Bir köşe yazarı çıkıp sayın cumhurbaşkanımızı hedef gösterdi. Erdoğan karşıtlığı gözlerini kör ettiği gibi maalesef vicdanları da yok etmiş. Buna rağmen tek bir delili ortaya koymadan Türkiye'yi suçlamak küresel güçlerin figüranı olmaktır. Biz hem ülkemizde hem bölgemizde terör istemiyoruz, düzen istiyoruz, çözüm istiyoruz.

Biz çözüm sürecinde neler yapmışız? Bugüne kadar 160 maddede pozitif adım atarak önemli gelişmelere neden oldu.

PKK'nın Dağlıca saldırısıyla başladı 12 asker şehit oldu. Güngören'de 18 kişi hayatını kaybetti. Aktütün saldırısında 15 asker şehit oldu. Silvan Reşadiye Diyarbakır bölgelerinde PKK'nın saldırıları oldu. örgüt defalarca hükümeti tehdit etti. Siyasi iradeye düşmanca tavır takınıldı. PKK çekilmeyi durdurduğunu açıkladı. KCK, ateşkesi tek taraflı sona erdirdiğini açıkladı. HDP Kobani nedeniyle halkı sokağa çağırdı. 6-7 Eylül'de 52 vatandaşımız hayatını kaybetti. Yüksekova'da çarşıdaki askerlerimiz arkadan vuruldu. 7 Haziran'dan bu tarihe de olan terör eylemi sayısı 657.

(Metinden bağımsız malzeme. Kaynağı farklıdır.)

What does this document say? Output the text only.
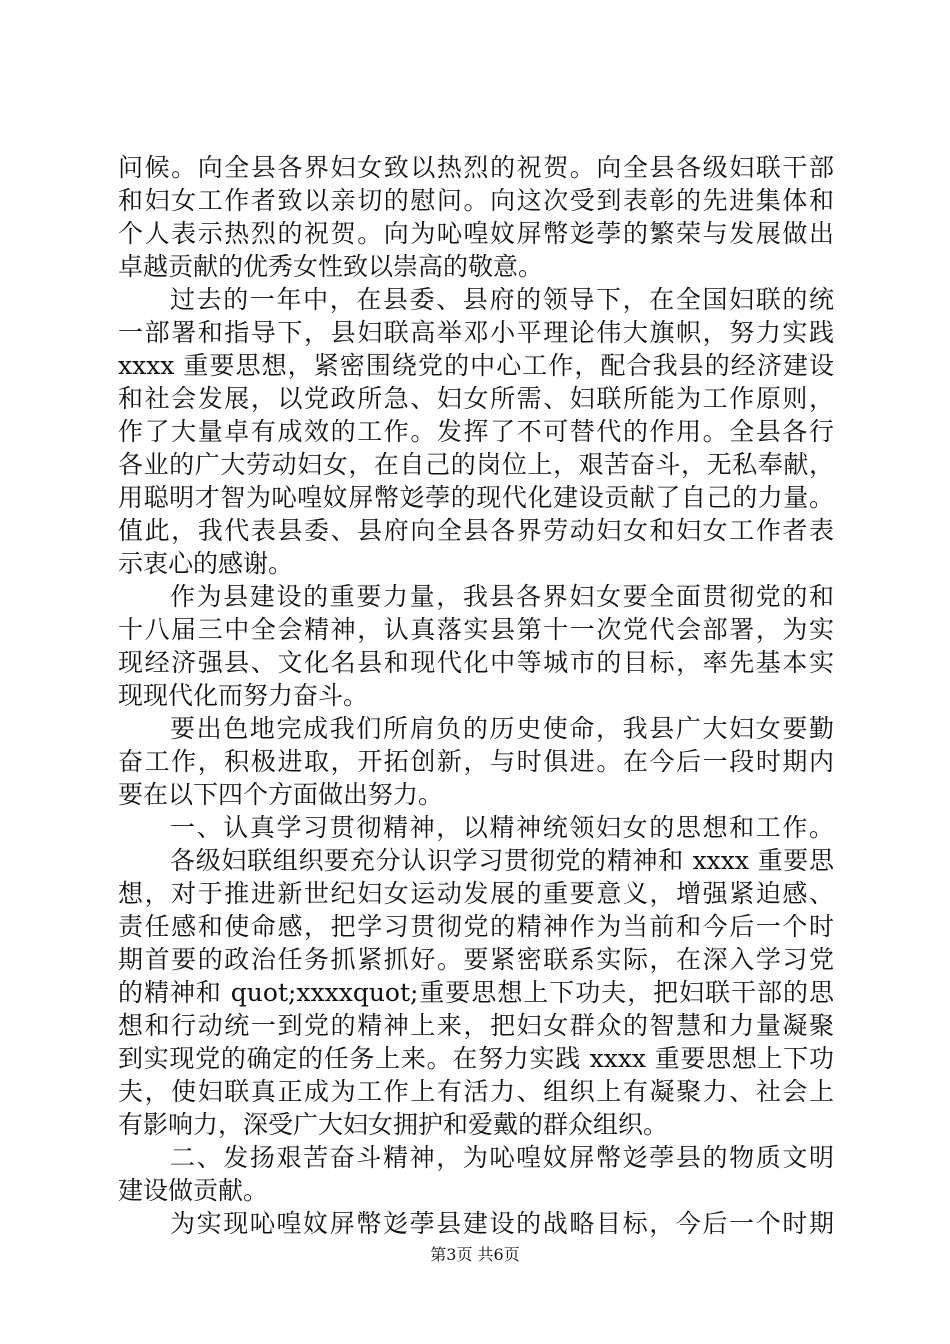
问候。向全县各界妇女致以热烈的祝贺。向全县各级妇联干部
和妇女工作者致以亲切的慰问。向这次受到表彰的先进集体和
个人表示热烈的祝贺。向为吣喤妏屏幣彣荸的繁荣与发展做出
卓越贡献的优秀女性致以崇高的敬意。
过去的一年中，在县委、县府的领导下，在全国妇联的统
一部署和指导下，县妇联高举邓小平理论伟大旗帜，努力实践
xxxx 重要思想，紧密围绕党的中心工作，配合我县的经济建设
和社会发展，以党政所急、妇女所需、妇联所能为工作原则，
作了大量卓有成效的工作。发挥了不可替代的作用。全县各行
各业的广大劳动妇女，在自己的岗位上，艰苦奋斗，无私奉献，
用聪明才智为吣喤妏屏幣彣荸的现代化建设贡献了自己的力量。
值此，我代表县委、县府向全县各界劳动妇女和妇女工作者表
示衷心的感谢。
作为县建设的重要力量，我县各界妇女要全面贯彻党的和
十八届三中全会精神，认真落实县第十一次党代会部署，为实
现经济强县、文化名县和现代化中等城市的目标，率先基本实
现现代化而努力奋斗。
要出色地完成我们所肩负的历史使命，我县广大妇女要勤
奋工作，积极进取，开拓创新，与时俱进。在今后一段时期内
要在以下四个方面做出努力。
一、认真学习贯彻精神，以精神统领妇女的思想和工作。
各级妇联组织要充分认识学习贯彻党的精神和 xxxx 重要思
想，对于推进新世纪妇女运动发展的重要意义，增强紧迫感、
责任感和使命感，把学习贯彻党的精神作为当前和今后一个时
期首要的政治任务抓紧抓好。要紧密联系实际，在深入学习党
的精神和 quot;xxxxquot;重要思想上下功夫，把妇联干部的思
想和行动统一到党的精神上来，把妇女群众的智慧和力量凝聚
到实现党的确定的任务上来。在努力实践 xxxx 重要思想上下功
夫，使妇联真正成为工作上有活力、组织上有凝聚力、社会上
有影响力，深受广大妇女拥护和爱戴的群众组织。
二、发扬艰苦奋斗精神，为吣喤妏屏幣彣荸县的物质文明
建设做贡献。
为实现吣喤妏屏幣彣荸县建设的战略目标，今后一个时期
第3页 共6页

Burada kim terörden yana, kim barıştan yana? Kim siyaset diyor, kim silah diyor? İşte devlet bütün bunlara izin vermez. Devlet teröre izin vermez. Devlet durduk yere operasyon yapmıyor. Barışa kimin suikast düzenlediğini HDP görsün diyorum.
Ya silah ve terör diyeceksiniz, ya demokrasi ve siyaset diyeceksiniz. Safınızı belli edeceksiniz. Silahla siyaset bir arada yürümez. HDP bir yol ayrımında, bir tercih yapmak durumundadır. Hani silahlar susun fikirler konuşsun diyorduk. Ne oldu? Silahların susması lazım eğer siyaset yapılacaksa. Bu ülkenin işadamlarını gazetecilerini yargıçlarını katleden DHKPC'nin terör faaliyetlerini neden buharlaştırıyorsunuz? DHKPC bize desteğini iletti diyen siyasi parti liderleri var. siyasi partiler var. Terör örgütlerini incelediğimizde tüm terör örgütlerinin içinde bir DEAŞ anlayışı olduğunu göreceksiniz. PKK'nın Baas rejimini ayakta tutmak için binlerce kişiyi katleden DEAŞ'tan farkı nedir?

Ulusal güvenliğimizi kim tehdit ederse, kim şiddet uygularsa onun karşısında da sonuna kadar mücadele edilecektir.